The Association of the British Pharmaceutical Industry, “recognises the importance of the Exemplar Programme as a showcase for clinical research in the UK”, pointed out medical and innovation director Dr Allison Jeynes Ellis.
“We are on a journey in terms of improving our competitiveness in clinical research and the continued collaboration between the pharmaceutical industry and NHS is vital to nurture the health and wealth of the nation”.
One positive industry experience in the report also highlighted the challenging global environment in which UK clinical research competes.

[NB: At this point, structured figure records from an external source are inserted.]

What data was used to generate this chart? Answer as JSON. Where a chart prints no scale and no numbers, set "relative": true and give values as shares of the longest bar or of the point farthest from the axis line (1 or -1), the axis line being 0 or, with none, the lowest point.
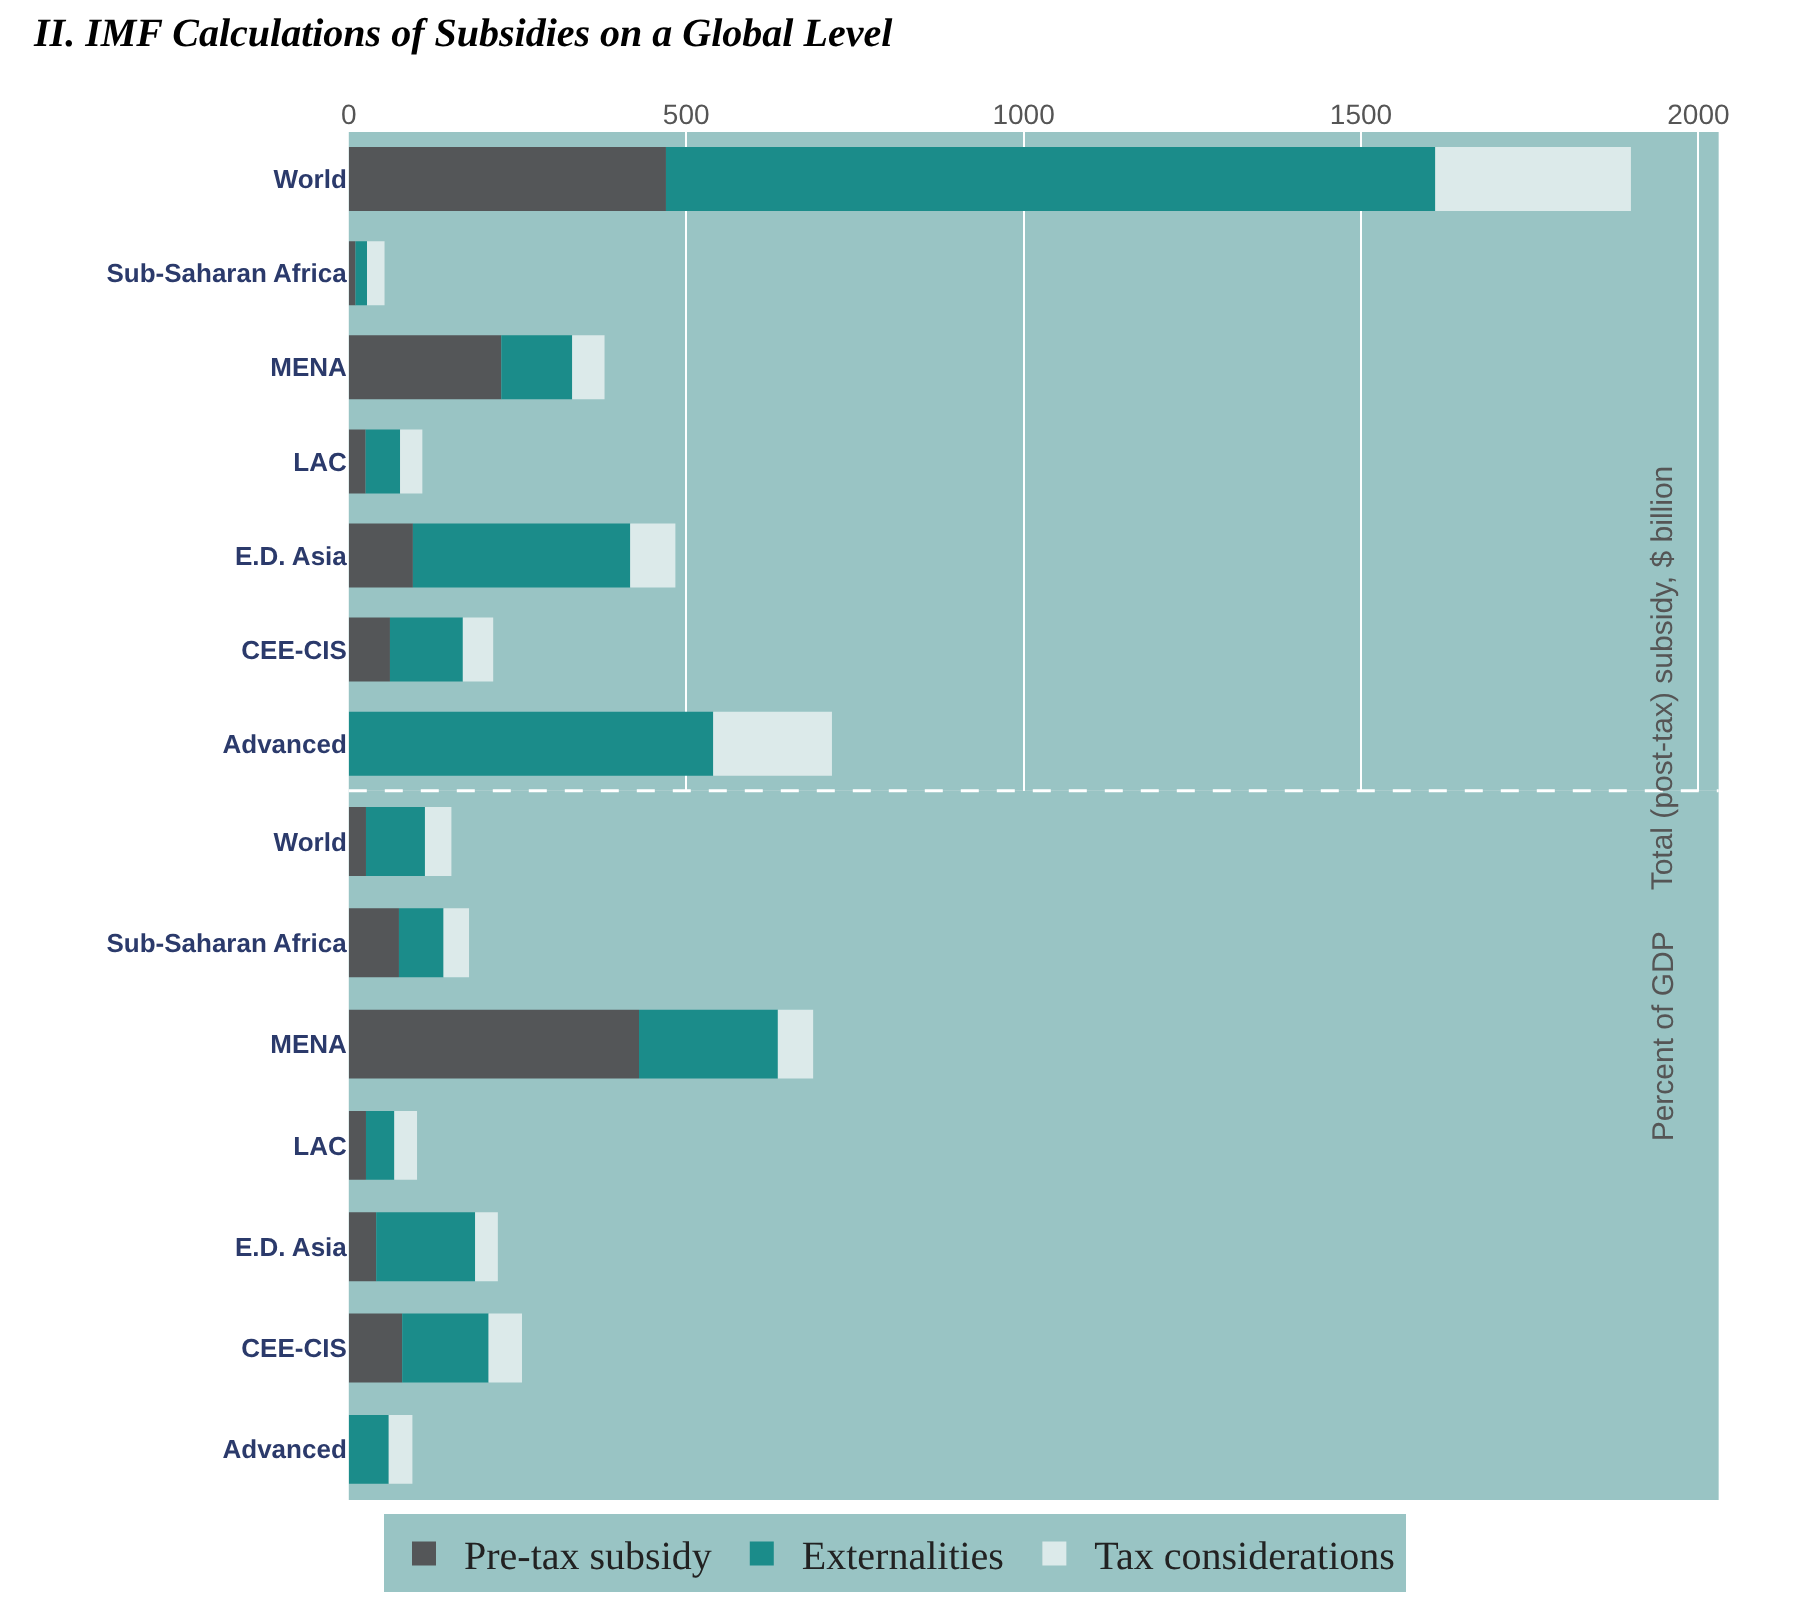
{
  "chart_data": [
    {
      "type": "bar",
      "orientation": "horizontal",
      "stacked": true,
      "title": "II. IMF Calculations of Subsidies on a Global Level",
      "ylabel": "Total (post-tax) subsidy, $ billion",
      "categories": [
        "World",
        "Sub-Saharan Africa",
        "MENA",
        "LAC",
        "E.D. Asia",
        "CEE-CIS",
        "Advanced"
      ],
      "series": [
        {
          "name": "Pre-tax subsidy",
          "color": "#545658",
          "values": [
            470,
            10,
            226,
            25,
            95,
            61,
            0
          ]
        },
        {
          "name": "Externalities",
          "color": "#1b8c8a",
          "values": [
            1140,
            17,
            105,
            51,
            322,
            108,
            540
          ]
        },
        {
          "name": "Tax considerations",
          "color": "#dceaea",
          "values": [
            290,
            26,
            48,
            33,
            67,
            45,
            176
          ]
        }
      ],
      "xlim": [
        0,
        2030
      ],
      "xticks": [
        0,
        500,
        1000,
        1500,
        2000
      ],
      "grid": "x",
      "legend": "bottom"
    },
    {
      "type": "bar",
      "orientation": "horizontal",
      "stacked": true,
      "relative": true,
      "ylabel": "Percent of GDP",
      "tick_labels": "y",
      "categories": [
        "World",
        "Sub-Saharan Africa",
        "MENA",
        "LAC",
        "E.D. Asia",
        "CEE-CIS",
        "Advanced"
      ],
      "series": [
        {
          "name": "Pre-tax subsidy",
          "color": "#545658",
          "values": [
            0.037,
            0.108,
            0.625,
            0.037,
            0.059,
            0.115,
            0
          ]
        },
        {
          "name": "Externalities",
          "color": "#1b8c8a",
          "values": [
            0.127,
            0.096,
            0.299,
            0.061,
            0.213,
            0.186,
            0.086
          ]
        },
        {
          "name": "Tax considerations",
          "color": "#dceaea",
          "values": [
            0.057,
            0.055,
            0.076,
            0.049,
            0.049,
            0.072,
            0.051
          ]
        }
      ]
    }
  ]
}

Tim Cave, medical director at Novartis Pharmaceuticals UK, said the company “embraced the North West Exemplar project and as a result of excellent team work between NHS, NIHR and industry, achieved rapid set-up and global first patient first visit (FPFV) on a key heart failure trial”.
Fast start-up times “not only maximise patient recruitment and give the UK the best chance to deliver the target number of patients; they also differentiate the UK from other countries such as China,” Cave added.
“Although China recruits patients for trials quickly, that recruitment is preceded by long lead times. As a result of the fast set-up and global FPFV seen on the North West Exemplar project, Novartis has attracted more studies into the UK, and we continue to see the UK as an important site for research.”